Para uma população presa há tanto tempo atrás da Cortina de Ferro, foi uma notícia momentosa. Houve um súbito silêncio, então uma onda de murmúrios animados. Schabowski prosseguiu falando monotonamente. Do fundo da sala, enquanto as câmeras transmitiam ao vivo para o país, um repórter gritou a pergunta fatídica. "Quando entrará em vigor?"


Schabowski fez uma pausa, levantou os olhos, repentinamente confuso. "O quê?"


O coro de perguntas recomeçou. Schabowski coçou sua cabeça, cochichou com assessores de ambos os lados, ajeitou os óculos na ponta do nariz, folhou seus papéis e levantou de novo os olhos e deu de ombros. "Ab sofort", ou seja, imediatamente. Sem demora.

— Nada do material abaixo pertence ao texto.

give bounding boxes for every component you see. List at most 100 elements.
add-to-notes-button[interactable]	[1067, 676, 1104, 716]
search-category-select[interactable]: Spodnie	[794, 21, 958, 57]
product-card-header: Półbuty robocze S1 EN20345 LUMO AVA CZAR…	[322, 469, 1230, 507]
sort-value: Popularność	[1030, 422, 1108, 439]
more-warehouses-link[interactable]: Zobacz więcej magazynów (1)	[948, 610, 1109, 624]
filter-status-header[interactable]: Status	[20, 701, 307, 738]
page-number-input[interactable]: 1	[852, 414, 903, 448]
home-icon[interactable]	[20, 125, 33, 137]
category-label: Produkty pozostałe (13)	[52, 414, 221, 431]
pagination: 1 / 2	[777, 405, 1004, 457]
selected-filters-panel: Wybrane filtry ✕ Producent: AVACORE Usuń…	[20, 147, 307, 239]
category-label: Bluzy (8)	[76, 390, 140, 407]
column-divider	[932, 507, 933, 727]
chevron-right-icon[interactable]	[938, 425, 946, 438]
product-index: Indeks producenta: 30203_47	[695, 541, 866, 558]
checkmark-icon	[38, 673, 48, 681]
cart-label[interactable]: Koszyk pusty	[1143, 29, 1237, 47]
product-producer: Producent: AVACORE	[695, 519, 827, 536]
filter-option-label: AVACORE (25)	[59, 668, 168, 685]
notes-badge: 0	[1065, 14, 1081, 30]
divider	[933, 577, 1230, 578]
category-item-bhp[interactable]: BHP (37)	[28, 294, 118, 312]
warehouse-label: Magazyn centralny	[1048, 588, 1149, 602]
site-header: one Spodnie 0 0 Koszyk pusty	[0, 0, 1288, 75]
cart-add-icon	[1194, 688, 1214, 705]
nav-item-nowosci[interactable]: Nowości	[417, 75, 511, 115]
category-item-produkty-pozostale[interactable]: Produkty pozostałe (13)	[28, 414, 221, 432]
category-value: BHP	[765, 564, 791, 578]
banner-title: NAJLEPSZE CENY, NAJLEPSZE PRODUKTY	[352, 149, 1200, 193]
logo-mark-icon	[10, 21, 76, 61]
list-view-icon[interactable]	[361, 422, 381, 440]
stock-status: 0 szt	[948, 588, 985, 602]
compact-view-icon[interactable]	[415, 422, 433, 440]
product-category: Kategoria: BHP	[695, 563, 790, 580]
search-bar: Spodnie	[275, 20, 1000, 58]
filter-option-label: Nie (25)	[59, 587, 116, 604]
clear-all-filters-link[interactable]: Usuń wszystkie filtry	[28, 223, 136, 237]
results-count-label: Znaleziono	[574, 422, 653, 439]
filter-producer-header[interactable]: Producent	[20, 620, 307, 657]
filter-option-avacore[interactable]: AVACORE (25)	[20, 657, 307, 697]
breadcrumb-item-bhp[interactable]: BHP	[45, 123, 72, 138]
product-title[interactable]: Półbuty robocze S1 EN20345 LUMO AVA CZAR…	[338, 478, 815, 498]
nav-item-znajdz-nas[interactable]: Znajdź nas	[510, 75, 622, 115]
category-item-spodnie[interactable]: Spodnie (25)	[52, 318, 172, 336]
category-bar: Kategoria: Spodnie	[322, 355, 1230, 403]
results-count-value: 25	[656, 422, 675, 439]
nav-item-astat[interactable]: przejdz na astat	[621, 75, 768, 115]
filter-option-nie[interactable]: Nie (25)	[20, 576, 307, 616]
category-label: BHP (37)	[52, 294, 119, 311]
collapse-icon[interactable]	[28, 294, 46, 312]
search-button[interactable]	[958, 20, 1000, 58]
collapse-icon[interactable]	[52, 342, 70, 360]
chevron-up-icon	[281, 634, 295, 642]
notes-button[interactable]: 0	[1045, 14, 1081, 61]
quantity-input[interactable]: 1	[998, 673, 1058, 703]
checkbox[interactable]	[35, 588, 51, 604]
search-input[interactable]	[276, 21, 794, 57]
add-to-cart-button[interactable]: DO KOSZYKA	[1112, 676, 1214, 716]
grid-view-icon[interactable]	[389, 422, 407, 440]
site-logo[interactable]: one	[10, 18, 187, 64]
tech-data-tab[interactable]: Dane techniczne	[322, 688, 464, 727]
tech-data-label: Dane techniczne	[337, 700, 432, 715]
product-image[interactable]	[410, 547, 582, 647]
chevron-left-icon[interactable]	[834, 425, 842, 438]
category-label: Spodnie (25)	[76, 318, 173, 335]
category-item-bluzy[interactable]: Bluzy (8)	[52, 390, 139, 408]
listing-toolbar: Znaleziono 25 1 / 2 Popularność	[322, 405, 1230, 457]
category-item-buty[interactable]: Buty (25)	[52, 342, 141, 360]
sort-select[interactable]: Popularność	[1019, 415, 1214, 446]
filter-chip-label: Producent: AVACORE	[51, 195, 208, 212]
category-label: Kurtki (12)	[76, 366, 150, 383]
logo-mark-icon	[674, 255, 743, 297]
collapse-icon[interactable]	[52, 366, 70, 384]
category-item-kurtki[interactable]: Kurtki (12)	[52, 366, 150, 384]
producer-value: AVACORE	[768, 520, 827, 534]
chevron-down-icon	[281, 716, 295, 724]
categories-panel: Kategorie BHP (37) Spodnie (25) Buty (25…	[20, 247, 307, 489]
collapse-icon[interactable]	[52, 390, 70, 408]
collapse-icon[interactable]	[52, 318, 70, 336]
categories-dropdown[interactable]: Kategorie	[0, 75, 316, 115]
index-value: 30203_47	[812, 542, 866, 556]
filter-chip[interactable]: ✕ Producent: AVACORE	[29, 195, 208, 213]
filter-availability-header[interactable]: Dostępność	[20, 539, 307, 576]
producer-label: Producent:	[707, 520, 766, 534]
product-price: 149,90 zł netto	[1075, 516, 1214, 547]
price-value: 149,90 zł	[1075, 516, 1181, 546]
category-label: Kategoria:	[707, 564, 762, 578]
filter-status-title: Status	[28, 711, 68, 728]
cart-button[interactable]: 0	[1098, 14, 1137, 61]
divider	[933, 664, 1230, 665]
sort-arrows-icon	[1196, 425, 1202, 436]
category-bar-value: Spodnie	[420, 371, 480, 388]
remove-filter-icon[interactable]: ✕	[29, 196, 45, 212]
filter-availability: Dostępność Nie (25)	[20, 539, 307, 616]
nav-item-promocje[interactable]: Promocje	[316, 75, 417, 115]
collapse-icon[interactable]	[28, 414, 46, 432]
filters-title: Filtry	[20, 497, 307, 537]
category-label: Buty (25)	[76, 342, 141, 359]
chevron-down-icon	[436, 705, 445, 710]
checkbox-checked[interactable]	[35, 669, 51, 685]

Com isso, a sala (e o mundo) entrou em erupção. Nós agora sabemos que Schabowski em grande não percebeu o terremoto que suas palavras causaram. Na verdade, ele tinha voltado de breves férias naquele dia. Ele não sabia que as novas regras deveriam entrar em vigor no dia seguinte, 10 de novembro sujeitas a todo tipo de letras miúdas, incluindo a necessidade de obtenção de vistos. Os alemães-orientais também não sabiam. Todos só sabiam o que tinham ouvido no rádio e na TV. Graças a Schabowski, eles acharam que estavam livres para ir. Imediatamente.

Às dezenas de milhares, em uma maré humana não diferente daquela que varre a Europa hoje, as pessoas convergiram ao Checkpoint Charlie e outros pontos de travessia para Berlim Ocidental. Surpresos e sobrecarregados, não tendo recebido instruções e sem saber o que fazer, a polícia de fronteira alemã-oriental agiu por conta própria. Como Schabowski, ela deu de ombros e abriu os portões para a liberdade. E assim o Muro de Berlim caiu.

O que pensar, então, da ação improvável de Schabowski? Um "erro crasso", como seu chefe chamou zombeteiramente depois, que em poucos meses derrubaria não apenas a Alemanha Oriental comunista, mas todo o império soviético.